There was of course a whole load of bands that we missed due to scheduling problems, toilet queues, tiredness or just down and out laziness these include; Portastatic, Black Mountain, Spititualised, DJ Yoda, Shannon Wright, The Apples in Stereo, Wilco, The Klaxons, Slint.........
So was it worth it? After all what with tickets, hotel, restaurants, drink and travel it must have cost me about a months salary. Well the answer is yes, it's a great festival set on an original site in one of the worlds best towns and with a really good atmosphere, if next years line up is anywhere near as tempting I'll be back.
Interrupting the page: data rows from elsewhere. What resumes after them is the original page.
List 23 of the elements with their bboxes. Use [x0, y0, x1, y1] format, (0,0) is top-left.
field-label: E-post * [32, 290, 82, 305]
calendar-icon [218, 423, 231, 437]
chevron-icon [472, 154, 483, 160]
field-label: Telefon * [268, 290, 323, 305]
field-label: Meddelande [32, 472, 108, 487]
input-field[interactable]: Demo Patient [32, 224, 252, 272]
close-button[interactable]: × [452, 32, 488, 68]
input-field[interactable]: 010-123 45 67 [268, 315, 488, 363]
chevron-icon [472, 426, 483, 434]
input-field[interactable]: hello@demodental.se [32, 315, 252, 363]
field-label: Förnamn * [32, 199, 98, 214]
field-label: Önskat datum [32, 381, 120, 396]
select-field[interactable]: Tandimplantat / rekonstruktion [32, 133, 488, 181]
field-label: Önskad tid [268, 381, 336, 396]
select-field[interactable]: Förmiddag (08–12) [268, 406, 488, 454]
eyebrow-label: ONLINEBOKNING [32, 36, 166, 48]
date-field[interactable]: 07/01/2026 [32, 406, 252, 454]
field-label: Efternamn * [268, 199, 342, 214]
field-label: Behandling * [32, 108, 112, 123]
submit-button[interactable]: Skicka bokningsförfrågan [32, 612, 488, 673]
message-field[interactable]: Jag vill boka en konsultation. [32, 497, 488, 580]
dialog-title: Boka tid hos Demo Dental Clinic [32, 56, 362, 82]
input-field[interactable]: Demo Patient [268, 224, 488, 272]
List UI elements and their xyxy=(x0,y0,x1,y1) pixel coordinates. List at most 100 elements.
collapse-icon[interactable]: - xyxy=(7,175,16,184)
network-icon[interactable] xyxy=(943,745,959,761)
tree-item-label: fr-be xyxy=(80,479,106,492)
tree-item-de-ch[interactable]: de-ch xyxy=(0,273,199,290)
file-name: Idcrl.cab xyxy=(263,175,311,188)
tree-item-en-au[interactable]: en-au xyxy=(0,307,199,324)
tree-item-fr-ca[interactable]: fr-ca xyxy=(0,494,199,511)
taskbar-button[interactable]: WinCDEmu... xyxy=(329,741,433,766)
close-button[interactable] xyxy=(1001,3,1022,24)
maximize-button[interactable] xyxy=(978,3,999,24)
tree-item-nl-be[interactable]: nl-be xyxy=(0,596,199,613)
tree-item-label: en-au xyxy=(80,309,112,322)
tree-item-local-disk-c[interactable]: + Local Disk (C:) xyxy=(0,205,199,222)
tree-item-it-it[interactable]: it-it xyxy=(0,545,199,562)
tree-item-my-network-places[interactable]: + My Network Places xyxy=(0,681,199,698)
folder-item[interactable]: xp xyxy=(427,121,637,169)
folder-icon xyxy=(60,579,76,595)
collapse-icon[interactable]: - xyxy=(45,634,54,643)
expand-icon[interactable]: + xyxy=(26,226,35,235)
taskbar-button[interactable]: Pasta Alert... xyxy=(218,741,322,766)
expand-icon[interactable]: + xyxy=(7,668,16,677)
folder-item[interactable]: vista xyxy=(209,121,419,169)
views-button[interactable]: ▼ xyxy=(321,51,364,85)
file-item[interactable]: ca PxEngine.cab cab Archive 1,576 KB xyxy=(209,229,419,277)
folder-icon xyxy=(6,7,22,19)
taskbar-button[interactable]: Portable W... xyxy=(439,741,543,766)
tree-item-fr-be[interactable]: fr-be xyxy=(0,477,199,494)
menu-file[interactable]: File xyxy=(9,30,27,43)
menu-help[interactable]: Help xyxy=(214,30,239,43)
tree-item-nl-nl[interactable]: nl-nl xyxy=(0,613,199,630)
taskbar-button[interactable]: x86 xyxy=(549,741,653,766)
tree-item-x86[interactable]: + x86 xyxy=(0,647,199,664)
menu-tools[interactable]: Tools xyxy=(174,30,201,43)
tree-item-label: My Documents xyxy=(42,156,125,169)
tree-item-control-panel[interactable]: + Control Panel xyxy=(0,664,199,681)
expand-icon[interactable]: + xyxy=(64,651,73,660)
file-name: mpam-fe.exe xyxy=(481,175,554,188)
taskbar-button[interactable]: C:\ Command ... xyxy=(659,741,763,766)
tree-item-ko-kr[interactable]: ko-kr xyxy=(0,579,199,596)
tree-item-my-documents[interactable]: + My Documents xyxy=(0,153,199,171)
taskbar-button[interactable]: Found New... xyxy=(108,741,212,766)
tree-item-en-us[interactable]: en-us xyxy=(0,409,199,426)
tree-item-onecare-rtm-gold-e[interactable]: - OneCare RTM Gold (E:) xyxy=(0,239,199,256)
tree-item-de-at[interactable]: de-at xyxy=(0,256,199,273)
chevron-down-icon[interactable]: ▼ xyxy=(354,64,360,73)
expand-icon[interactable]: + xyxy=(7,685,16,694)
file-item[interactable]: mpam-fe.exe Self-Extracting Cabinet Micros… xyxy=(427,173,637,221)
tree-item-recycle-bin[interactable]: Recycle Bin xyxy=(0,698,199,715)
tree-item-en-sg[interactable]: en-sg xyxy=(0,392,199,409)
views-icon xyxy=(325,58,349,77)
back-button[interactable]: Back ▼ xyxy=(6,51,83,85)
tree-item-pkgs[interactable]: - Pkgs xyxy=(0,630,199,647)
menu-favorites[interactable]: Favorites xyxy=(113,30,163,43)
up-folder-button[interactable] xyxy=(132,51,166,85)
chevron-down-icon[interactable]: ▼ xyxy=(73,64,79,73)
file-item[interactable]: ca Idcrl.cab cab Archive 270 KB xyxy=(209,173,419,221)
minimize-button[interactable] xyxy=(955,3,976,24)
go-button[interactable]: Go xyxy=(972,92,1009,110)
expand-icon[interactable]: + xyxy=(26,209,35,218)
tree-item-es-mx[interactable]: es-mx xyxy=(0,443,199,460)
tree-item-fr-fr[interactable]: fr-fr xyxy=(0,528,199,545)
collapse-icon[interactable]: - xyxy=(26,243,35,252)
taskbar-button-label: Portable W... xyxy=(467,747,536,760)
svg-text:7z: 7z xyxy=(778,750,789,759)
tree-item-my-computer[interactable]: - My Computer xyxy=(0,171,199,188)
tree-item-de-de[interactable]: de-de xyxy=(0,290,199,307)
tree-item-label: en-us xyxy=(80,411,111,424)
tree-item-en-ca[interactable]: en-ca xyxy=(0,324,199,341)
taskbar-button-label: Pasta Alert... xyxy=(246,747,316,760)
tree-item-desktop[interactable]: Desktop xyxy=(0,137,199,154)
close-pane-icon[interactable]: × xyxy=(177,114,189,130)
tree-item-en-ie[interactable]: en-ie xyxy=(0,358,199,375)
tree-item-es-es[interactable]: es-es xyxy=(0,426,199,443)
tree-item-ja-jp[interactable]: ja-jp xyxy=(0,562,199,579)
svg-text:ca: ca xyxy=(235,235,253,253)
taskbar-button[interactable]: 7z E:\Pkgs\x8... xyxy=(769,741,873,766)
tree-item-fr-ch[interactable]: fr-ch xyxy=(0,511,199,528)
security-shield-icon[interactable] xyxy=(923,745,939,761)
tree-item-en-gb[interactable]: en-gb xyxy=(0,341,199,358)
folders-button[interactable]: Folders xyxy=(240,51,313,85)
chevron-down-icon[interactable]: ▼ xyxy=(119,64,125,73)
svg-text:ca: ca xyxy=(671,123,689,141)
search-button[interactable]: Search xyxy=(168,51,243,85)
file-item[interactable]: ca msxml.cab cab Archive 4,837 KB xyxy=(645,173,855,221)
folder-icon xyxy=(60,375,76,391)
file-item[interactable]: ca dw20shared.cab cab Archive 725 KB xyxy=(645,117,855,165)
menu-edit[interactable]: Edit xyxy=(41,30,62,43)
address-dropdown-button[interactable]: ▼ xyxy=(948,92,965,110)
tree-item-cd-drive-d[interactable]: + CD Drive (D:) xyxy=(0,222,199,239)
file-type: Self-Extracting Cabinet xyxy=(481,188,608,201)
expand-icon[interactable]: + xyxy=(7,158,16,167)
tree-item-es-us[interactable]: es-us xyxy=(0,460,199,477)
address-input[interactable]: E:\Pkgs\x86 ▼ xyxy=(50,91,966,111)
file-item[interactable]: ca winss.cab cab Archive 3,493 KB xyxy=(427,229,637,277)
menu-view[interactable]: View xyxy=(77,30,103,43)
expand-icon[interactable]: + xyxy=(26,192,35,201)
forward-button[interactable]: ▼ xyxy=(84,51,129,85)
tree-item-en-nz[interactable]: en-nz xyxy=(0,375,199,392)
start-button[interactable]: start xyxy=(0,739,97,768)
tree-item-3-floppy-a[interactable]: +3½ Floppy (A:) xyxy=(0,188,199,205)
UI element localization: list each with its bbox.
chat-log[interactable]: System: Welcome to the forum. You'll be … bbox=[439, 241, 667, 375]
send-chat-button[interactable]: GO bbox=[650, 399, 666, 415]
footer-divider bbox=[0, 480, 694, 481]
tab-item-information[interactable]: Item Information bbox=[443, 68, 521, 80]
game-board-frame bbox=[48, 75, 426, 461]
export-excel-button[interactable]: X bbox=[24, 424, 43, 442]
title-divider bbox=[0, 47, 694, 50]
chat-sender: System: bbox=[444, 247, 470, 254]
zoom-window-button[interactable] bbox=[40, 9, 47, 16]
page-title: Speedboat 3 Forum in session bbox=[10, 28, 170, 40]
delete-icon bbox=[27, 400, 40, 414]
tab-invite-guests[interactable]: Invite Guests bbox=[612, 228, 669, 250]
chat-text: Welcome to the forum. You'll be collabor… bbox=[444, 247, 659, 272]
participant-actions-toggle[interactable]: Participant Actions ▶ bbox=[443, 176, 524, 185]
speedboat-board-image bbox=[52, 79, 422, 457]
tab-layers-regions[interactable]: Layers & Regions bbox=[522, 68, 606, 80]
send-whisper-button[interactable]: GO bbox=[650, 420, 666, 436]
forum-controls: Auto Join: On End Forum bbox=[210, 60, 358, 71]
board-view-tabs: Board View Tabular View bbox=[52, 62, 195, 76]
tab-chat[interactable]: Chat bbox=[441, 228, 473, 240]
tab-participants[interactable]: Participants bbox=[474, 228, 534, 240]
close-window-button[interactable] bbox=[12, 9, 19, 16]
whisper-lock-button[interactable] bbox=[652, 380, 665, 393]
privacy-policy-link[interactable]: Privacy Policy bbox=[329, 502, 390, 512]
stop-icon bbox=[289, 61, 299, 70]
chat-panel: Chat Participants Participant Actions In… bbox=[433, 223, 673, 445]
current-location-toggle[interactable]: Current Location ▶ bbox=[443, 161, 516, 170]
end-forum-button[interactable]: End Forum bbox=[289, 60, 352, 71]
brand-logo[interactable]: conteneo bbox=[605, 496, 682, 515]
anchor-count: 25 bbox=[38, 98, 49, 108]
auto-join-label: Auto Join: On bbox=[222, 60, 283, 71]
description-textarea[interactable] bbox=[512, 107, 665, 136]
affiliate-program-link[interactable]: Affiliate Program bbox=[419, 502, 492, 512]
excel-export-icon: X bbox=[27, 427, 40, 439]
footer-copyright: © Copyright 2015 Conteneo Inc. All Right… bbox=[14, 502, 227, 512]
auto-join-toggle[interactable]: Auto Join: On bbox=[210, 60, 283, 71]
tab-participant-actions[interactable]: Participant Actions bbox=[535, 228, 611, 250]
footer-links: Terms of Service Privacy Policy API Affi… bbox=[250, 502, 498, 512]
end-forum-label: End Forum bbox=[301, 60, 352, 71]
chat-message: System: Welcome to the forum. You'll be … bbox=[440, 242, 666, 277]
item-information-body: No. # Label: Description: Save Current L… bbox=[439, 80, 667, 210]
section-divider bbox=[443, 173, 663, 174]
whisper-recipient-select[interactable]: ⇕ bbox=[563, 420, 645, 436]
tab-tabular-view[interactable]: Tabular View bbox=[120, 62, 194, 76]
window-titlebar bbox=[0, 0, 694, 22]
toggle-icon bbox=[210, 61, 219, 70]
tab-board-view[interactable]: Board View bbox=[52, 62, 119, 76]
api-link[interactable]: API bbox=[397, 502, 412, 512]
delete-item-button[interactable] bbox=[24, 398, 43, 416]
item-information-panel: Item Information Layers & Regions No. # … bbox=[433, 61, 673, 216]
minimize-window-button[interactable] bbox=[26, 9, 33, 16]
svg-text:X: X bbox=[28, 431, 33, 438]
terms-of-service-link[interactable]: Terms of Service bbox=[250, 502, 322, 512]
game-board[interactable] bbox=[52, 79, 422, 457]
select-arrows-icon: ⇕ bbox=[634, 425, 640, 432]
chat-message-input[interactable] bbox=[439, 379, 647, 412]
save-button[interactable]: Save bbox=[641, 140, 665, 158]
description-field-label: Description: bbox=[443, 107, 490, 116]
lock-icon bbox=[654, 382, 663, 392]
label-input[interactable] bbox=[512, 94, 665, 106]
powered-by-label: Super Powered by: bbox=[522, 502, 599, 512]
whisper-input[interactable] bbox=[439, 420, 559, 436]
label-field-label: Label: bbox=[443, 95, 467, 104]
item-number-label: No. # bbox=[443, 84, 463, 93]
P.S. I have a little confession to make, I had decided to provide Sound Of The Suburbs with original photos from Primavera 2007 and so had taken my trusty camera along with me. And believe me I had taken some more than decent snaps, the problem was that Saturday morning I was fiddling arround with the camera deleting images that wer obviouly no good when by error or pure stupidity I reformated the disc which is the same a deleting everything. Immediatley I realised what I had done, so gutted was I left my camera in the hotel room Saturday night. This means that the photos here come from different sources you can look at the rest of their galleries here and here. I would have asked for permision, honest, but my Spanish is terrible, anyway thanks for the immages guys!

Tuesday, June 05, 2007


Peel Sessions 56

When you're my age after the party is the pay back, as far as I am concerned a little bit of sleep should put things to rights, though unfortunately where I work they appear to think I am some kind of superman as no one did much of my work while was away and so I have a whole week to catch up with, thanks guys! I shall report back with my thoughts concerning Primavera sound 2007 in a few days.
I guess many of you have often wondered what today's rich and famous were up to before they slipped into super tax bracket, well in the days before Pop Idol when reality TV meant the news or documentaries, those that wanted to climb the ladder of musical fame served a sort of apprenticeship that is otherwise known as paying ones dues. What in effect this meant was years of trailing the length and breadth of the land in the back of a battered transit van, playing what is affectionately known as the toilet circuit and if you were really lucky maybe playing support slots where you lost money and all of this was done while surviving on next to nothing and eating whatever was offered to you. This is what people mean when they talk about the good old days! As is our custom the first out of the hatch each week is from a Peel Session and this time from a band that was to feature a carrot topped vocalist that would go onto world domination - Mick Hucknal - yes before he started bombarding our ears with his syrupy soul make overs he used to front a post punk band. The Frantic Elevators were one of many bands that were to be launched upon the world in the wake of the punk earthquake that was to shake the almost Victorian Manchester of the late '70's firmly into the 20th century. They played a rough edged interpretation of rhythm and blues that was quirky enough to win them friends on the developing post punk scene. Between 1979 and 1982 they released 4 singles on as many different labels, that have long been in the realms of collectors shops. The band were invited down to London twice in 1981, February and September, 'Hunchback Of Notre Dame' is taken from the first session. Should you be interested in listening to more from the band there was a six track compilation that has been released several different times, different name, different sleeve, same track list, that is currently easily available from Amazon Market Place for less than £2.00. By 1983 Mick Hucknal had decided that enough dues had been paid and so quit the band and played under the banner of different Red names before hitting gold with Simply Red, yes it was just like in the fairy story, fame and fortune were just around the corner and in 1985 they scored that all important first US hit with their rather good cover of the Valentine Brothers 'Money's Too Tight To Mention'. Peelie was not to invite Mick Hucknal's new project to record a session!